Mas foi no plano da legislação criminal que as instituições públicas foram submetidas ao mais sistemático desrespeito às leis e às normas que deveriam presidir um regime constitucional. Movimentos ditos sociais – entre eles, um partido político que se esconde sob a bandeira da reforma agrária – depredaram de forma repetida e violenta propriedades públicas e privadas, destruíram pesquisas científicas, esbulharam cultivos e instalações, sem que se tenha tido notícia de ação pública para coibir e punir esse atos contrários à legalidade. A conivência de autoridades com os perpetradores desses atos superou em várias ocasiões os limites da responsabilidade política, para adentrar no terreno da cumplicidade. Estes foram, provavelmente, os mais flagrantes exemplos de erosão das instituições públicas num país que vinha se esforçando para construir um Estado de direito que passasse dos dispositivos formais do respeito às leis à sua implementação prática. Com efeito, não se tem notícia de que qualquer um dos depredadores de edifícios públicos – inclusive o Congresso nacional – tenha sido processado ou punido por iniciativa dos responsáveis políticos do governo Lula. Órgão públicos são aliás referidos como “pertencentes” a este ou aquele movimento político, sem que sequer ocorra um desmentido a respeito.

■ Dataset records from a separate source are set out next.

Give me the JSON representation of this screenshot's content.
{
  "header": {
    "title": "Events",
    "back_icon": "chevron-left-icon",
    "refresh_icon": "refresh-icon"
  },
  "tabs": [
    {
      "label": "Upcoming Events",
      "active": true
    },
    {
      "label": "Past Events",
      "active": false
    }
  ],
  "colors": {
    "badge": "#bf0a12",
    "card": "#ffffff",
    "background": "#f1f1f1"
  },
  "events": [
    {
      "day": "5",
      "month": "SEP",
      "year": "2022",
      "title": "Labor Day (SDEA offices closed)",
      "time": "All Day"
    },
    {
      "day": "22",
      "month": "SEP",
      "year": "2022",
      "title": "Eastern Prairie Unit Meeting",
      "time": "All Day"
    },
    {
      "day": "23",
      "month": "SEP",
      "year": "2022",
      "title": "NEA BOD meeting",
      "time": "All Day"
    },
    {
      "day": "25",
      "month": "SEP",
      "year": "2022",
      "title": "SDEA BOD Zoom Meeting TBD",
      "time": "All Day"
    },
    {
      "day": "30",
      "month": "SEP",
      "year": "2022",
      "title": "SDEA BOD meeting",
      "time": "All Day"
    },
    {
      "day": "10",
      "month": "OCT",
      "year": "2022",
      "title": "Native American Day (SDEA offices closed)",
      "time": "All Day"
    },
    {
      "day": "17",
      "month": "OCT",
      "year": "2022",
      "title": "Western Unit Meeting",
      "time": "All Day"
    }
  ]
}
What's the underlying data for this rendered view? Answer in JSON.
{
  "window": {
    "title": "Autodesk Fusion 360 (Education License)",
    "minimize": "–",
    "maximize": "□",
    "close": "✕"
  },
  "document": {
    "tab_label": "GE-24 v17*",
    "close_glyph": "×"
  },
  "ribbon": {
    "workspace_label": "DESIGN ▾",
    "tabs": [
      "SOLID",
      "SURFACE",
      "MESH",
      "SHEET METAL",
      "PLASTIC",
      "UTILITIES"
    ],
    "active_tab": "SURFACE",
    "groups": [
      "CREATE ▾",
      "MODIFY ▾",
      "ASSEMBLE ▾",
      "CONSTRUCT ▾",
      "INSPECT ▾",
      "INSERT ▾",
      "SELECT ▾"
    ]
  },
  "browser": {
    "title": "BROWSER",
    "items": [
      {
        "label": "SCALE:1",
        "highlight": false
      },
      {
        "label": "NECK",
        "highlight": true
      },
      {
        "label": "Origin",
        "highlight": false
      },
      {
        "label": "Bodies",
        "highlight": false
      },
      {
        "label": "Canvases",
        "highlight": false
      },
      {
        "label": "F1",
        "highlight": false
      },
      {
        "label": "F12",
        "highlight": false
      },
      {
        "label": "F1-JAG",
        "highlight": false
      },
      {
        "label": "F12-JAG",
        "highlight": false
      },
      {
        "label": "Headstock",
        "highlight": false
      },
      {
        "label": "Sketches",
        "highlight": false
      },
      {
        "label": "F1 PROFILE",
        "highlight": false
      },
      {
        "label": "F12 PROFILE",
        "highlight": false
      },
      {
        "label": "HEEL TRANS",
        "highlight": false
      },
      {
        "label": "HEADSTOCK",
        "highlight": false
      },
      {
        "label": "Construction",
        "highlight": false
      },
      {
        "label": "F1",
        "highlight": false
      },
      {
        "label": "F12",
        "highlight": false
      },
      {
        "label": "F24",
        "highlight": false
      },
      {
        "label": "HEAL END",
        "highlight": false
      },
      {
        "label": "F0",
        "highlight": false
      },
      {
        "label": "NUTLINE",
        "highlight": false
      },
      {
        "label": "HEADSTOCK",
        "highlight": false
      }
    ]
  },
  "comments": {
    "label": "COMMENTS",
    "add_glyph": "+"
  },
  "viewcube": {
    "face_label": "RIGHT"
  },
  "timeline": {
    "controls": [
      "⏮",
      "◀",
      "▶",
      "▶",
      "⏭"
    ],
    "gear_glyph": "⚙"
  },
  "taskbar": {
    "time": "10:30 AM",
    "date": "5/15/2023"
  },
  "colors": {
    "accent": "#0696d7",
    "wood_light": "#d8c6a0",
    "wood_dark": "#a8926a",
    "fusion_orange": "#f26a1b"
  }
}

Essas manifestações de simpatia política e até de conivência com grupos e personalidades pertencentes ao mesmo arco ideológico do partido no poder se estende inclusive à esfera internacional, com graves repercussões para a credibilidade do Brasil no plano externo. São conhecidos os casos dos esportistas cubanos – devolvidos celeremente à ilha comunista – e o de um terrorista italiano condenado em sua país e justamente retido politicamente no Brasil, dois exemplos, entre outros, da duplicidade ideológica mantida nessa área. Foi também diversas vezes mencionado o caso do “embaixador” da guerrilha colombiana Farc, no Brasil, protegido e resguardado por razões obscuras de convivência entre esse grupo terrorista e narco-traficante com o partido no poder, no âmbito do Foro de São Paulo, uma coordenação de partidos latino-americanos de esquerda teleguiada por Cuba.

O rebaixamento do Estado como norma política
No plano dos procedimentos administrativos, são inúmeros os desafios e os atos de desrespeito continuado a pareceres do Tribunal de Contas da União, com a continuidade de repasses de verbas e a manutenção de obras objeto de sérias restrições dos órgãos de controle. Nunca tantas organizações da chamada sociedade civil – muitas criadas expressamente para explorar um filão dos “negócios” públicos – receberam tantos recursos públicos para a implementação de projetos de duvidosa utilidade públicas e até de escassa relevância social; esse tipo de desvio de recursos públicos vem sendo especialmente praticado nas áreas trabalhista (ou sindical), de assistência pública e de promoção da “cidadania” em diversas frentes regionais. Vários contratos públicos, por sua vez, revelam a existência de canais paralelos nas compras governamentais, com diversas evidências de mau uso do dinheiro público (na verdade, da cidadania).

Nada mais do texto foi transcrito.